Lo único que quería era una prueba de que él lo había leído. 
Me senté en su silla, ante la máquina de escribir. La casa estaba fría. Me ceñí su chaqueta. Me  
pareció oír una risa, pero me dije que era sólo el bote que crujía con la tormenta. Me pareció oír  
pasos en el tejado, pero me dije que era sólo algún animal en busca de comida. Hice oscilar el  
cuerpo, como hacía mi padre cuando rezaba. Mi padre me dijo una vez: «Cuando un judío reza  
hace a Dios una pregunta que nunca se acaba.» 
Caía la tarde. Caía la lluvia. 
No pregunté a mi padre: ¿qué pregunta? 
Y ahora ya es tarde. Porque te perdí, tateh. Un día de primavera de 1939, un día de lluvia que  
dejó paso a un claro en las nubes, te perdí. Habías salido a recoger especímenes para una teoría  
que estabas urdiendo acerca de la lluvia, el instinto y las mariposas. Y entonces te fuiste. Te  
encontramos tumbado bajo un árbol, con la cara salpicada de barro. Comprendimos que ya eras  
libre, libre del pesar de unos resultados decepcionantes. Y te enterramos en el cementerio en que  
estaba enterrado tu padre, y su padre, a la sombra de un castaño. Tres años después perdí a  
mameh. La última vez que la vi llevaba un delantal amarillo. Metía cosas en una maleta, la casa  
estaba revuelta. Me dijo que fuera al bosque. Me dio un paquete de comida y me dijo que me  
pusiera el abrigo, a pesar de que estábamos en julio. «Vete», me dijo. Yo ya era muy mayor para  
obedecer sin rechistar, pero obedecí como un niño. Me dijo que ella iría al día siguiente.  
Quedamos en encontrarnos en un lugar del bosque que conocíamos los dos. El nogal gigante que  
tanto le gustaba a tateh, porque decía que tenía cualidades humanas. Me fui sin despedirme.  

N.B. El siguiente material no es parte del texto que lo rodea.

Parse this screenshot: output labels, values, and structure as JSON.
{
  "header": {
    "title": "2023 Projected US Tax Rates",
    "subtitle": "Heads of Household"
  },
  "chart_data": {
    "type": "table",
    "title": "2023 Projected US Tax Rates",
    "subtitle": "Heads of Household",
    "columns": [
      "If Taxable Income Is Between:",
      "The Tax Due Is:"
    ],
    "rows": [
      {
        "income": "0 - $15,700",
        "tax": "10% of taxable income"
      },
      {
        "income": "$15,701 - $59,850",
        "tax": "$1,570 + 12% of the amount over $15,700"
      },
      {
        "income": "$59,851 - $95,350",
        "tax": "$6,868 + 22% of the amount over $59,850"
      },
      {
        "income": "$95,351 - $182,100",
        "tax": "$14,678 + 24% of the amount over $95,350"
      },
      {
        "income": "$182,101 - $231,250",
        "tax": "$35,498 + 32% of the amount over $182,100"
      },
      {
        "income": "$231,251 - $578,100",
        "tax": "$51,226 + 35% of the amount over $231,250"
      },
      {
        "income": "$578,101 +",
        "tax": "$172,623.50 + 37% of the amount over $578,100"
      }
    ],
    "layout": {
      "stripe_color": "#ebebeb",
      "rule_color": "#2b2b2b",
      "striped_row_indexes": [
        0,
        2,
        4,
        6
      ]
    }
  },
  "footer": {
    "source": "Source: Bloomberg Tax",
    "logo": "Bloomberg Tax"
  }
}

Quería creer que así era más fácil. Estuve esperándola. Pero. Ella no vino. Desde entonces he  
vivido con el remordimiento de haber comprendido, cuando ya era tarde, que ella pensaba que  
sería una carga para mí. Perdí a Fritzy. Estaba estudiando en Vilna, tateh... alguien que conocía a  
alguien que conocía a alguien me dijo que lo habían visto por última vez en un tren. Perdí a Sari y  
Hanna por los perros. Perdí a Herschel por la lluvia. Perdí a Josef por una grieta del tiempo. Perdí  
el sonido de la risa. Perdí unos zapatos que me quité para dormir, los zapatos que me había dado  
Herschel habían desaparecido cuando desperté, anduve descalzo varios días hasta que me rendí y  
robé los zapatos a otro. Perdí a la única mujer a la que quise amar en mi vida. Perdí años. Perdí  
libros. Perdí la casa en que nací. Y perdí a Isaac. Así pues, ¿quién me asegura que, por el camino,  
sin darme cuenta, no he perdido también la razón? 
Busqué por todas partes, pero no encontré mi libro. Aparte de mi persona, allí no había 
ninguna señal mía.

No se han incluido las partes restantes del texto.